Michael Cockerham, Blue Filter, 2009
“In August 2007 award-winning photographer Simon Roberts embarked upon a 13-month journey around England…The resulting photographs are lush in their painterly composition but defiantly mundane in subject matter, conceived as an unflinching and unbiased exploration of what it means to be English today.”
Eluxury, 2009
“Low and leaden skies, grey rain-streaked beaches, toxic-looking yellow stubble in farmers’ fields, caravan parks hoisting the flag of St George and the assorted leisure activities of the Great British public: shooting a birds, car boot sales, mud races and Derby Day. The influence of past masters is evident, but Roberts’s wide-open images allow in as much landscapes as possibly. This shows we leisure-practitioners in context, organic elements within a larger canvas.
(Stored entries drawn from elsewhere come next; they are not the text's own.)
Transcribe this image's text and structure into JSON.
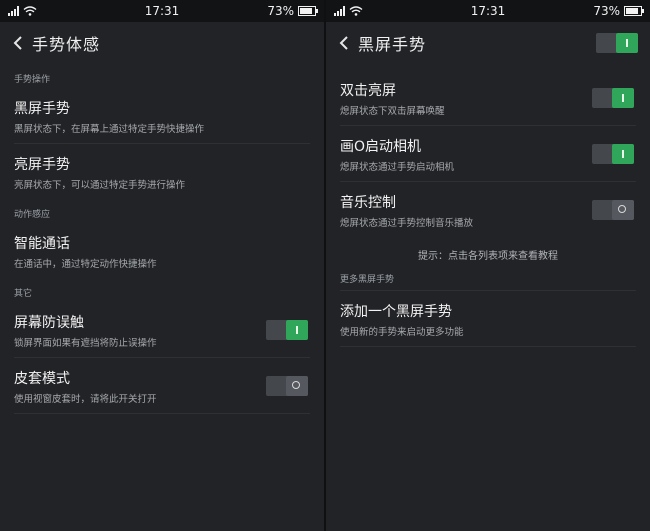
{
  "status_bar": {
    "time": "17:31",
    "battery": "73%",
    "battery_level": 0.73
  },
  "left_screen": {
    "title": "手势体感",
    "sections": [
      {
        "header": "手势操作"
      },
      {
        "header": "动作感应"
      },
      {
        "header": "其它"
      }
    ],
    "items": [
      {
        "title": "黑屏手势",
        "subtitle": "黑屏状态下，在屏幕上通过特定手势快捷操作"
      },
      {
        "title": "亮屏手势",
        "subtitle": "亮屏状态下，可以通过特定手势进行操作"
      },
      {
        "title": "智能通话",
        "subtitle": "在通话中，通过特定动作快捷操作"
      },
      {
        "title": "屏幕防误触",
        "subtitle": "锁屏界面如果有遮挡将防止误操作",
        "toggle": "on"
      },
      {
        "title": "皮套模式",
        "subtitle": "使用视窗皮套时，请将此开关打开",
        "toggle": "off"
      }
    ]
  },
  "right_screen": {
    "title": "黑屏手势",
    "master_toggle": "on",
    "items": [
      {
        "title": "双击亮屏",
        "subtitle": "熄屏状态下双击屏幕唤醒",
        "toggle": "on"
      },
      {
        "title": "画O启动相机",
        "subtitle": "熄屏状态通过手势启动相机",
        "toggle": "on"
      },
      {
        "title": "音乐控制",
        "subtitle": "熄屏状态通过手势控制音乐播放",
        "toggle": "off"
      }
    ],
    "hint": "提示：点击各列表项来查看教程",
    "section_header": "更多黑屏手势",
    "add_item": {
      "title": "添加一个黑屏手势",
      "subtitle": "使用新的手势来启动更多功能"
    }
  },
  "icons": {
    "back": "chevron-left-icon",
    "signal": "signal-icon",
    "wifi": "wifi-icon",
    "battery": "battery-icon"
  }
}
We look as dull as the topography and weather, occasionally lit up by a Turner-esque ray of sunshine. While Roberts is not the first to find beauty in bleakness, or in the mundane, even moronic, weekend habits of the English, he brings to the treatment an irony-free and lovingly meditative gaze.”
Chris Morris, Timeout London, 2009
“Several of Simon Roberts’ shots of his country and her inhabitants, call to mind Massimo Vitali’s swarming beach images, yet Simon’s gatherings of people are different – somehow more English. The spaces come across as less tidy. Other motifs reminds us of Martin Parr’s soft touch, just more sublime and somehow more honest.”